The implants used in this study were treated with resorbable blast material (RBM) on the titanium surface and they had different external hex and internal octa connection types. RBM has the advantage of increasing the surface area by forming irregularities on the implant surface by spraying the particles, demonstrating excellent biocompatibility and activation of cell reaction through the rough surface12). According to Novaes et al.13), RBM-treated implants have higher bone-implant contact than untreated machined surfaces. Piattelli et al.14) reported that almost complete direct osseous tissue formation was observed on the implant surface treated with RBM. In a study by Coelho et al.15), it was reported that removed RBM-treated implants showed relatively good osseointegration based on the requirement of higher torque when removing as compared to products that had undergone other surface treatment processes.

Implant connection type can be classified into external connection type and internal connection type, depending on the fixture-abutment connection method.
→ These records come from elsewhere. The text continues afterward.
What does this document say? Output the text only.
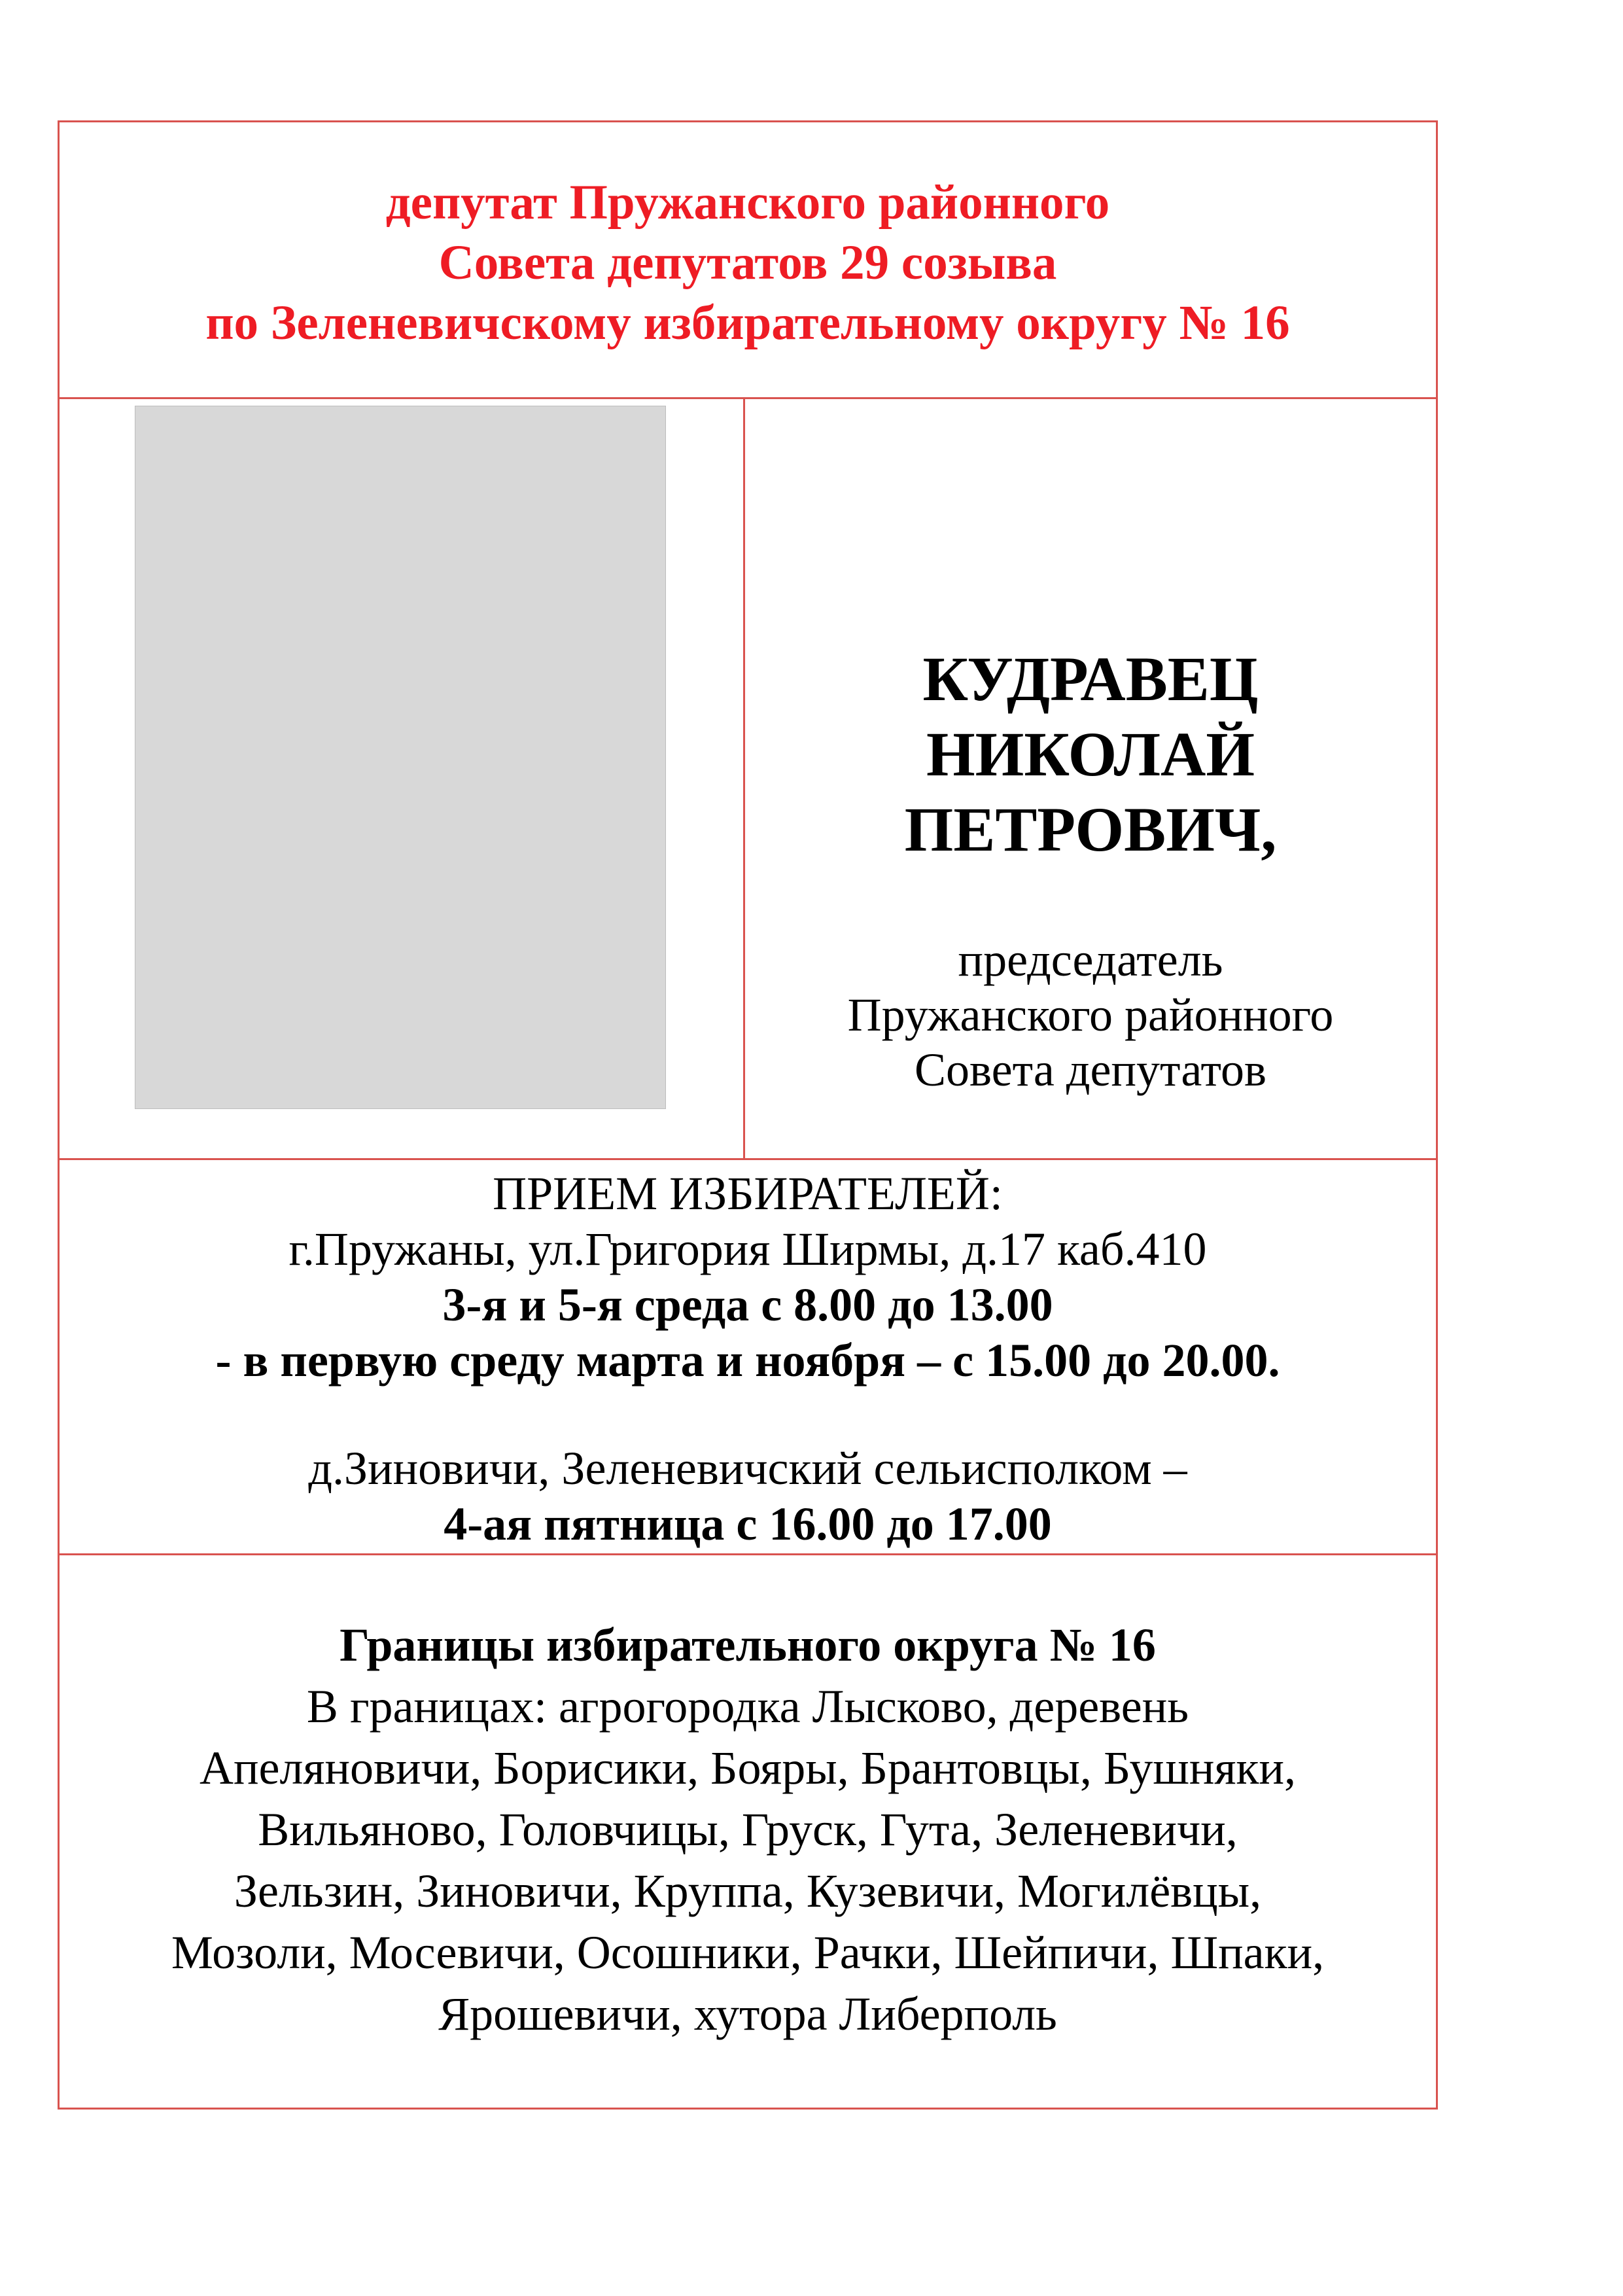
депутат Пружанского районного
Совета депутатов 29 созыва
по Зеленевичскому избирательному округу № 16
КУДРАВЕЦ
НИКОЛАЙ
ПЕТРОВИЧ,
председатель
Пружанского районного
Совета депутатов
ПРИЕМ ИЗБИРАТЕЛЕЙ:
г.Пружаны, ул.Григория Ширмы, д.17 каб.410
3-я и 5-я среда с 8.00 до 13.00
- в первую среду марта и ноября – с 15.00 до 20.00.
д.Зиновичи, Зеленевичский сельисполком –
4-ая пятница с 16.00 до 17.00
Границы избирательного округа № 16
В границах: агрогородка Лысково, деревень
Апеляновичи, Борисики, Бояры, Брантовцы, Бушняки,
Вильяново, Головчицы, Груск, Гута, Зеленевичи,
Зельзин, Зиновичи, Круппа, Кузевичи, Могилёвцы,
Мозоли, Мосевичи, Осошники, Рачки, Шейпичи, Шпаки,
Ярошевичи, хутора Либерполь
Osstem USII is the same external hex connection type used in early Branemark implant systems and is connected to each other by the combination of external hexagonal structures and internal hexagonal parts16). USII is mostly submerged type but can be placed as a non-submerged type if the bone condition is good. This type of design has the advantage of low possibility of failure of the fixture when lateral pressure is applied. However, the disadvantages include frequent loosening and possibility of fracture of hexagonal structure when the height is low17).

Osstem Implant SSII is an internal connection type that is used in Straumann ITI implant to improve stability in overcoming the clinical complications of external connection type18). If the abutment and the fixture are internally joined, a mechanical connection is established in the morphology of its hexagonal structure and the friction force between screw-fixture. As non-submerged type implants, SSII allows the connection to be located above the alveolar bone, so that the depth of the joint can be deepened by increasing the length of the screw. However, in the case of multiple restorations, it is difficult to fit the insertion path and hence difficult to fit the prosthesis and the possibility of tearing of the outer wall increases19).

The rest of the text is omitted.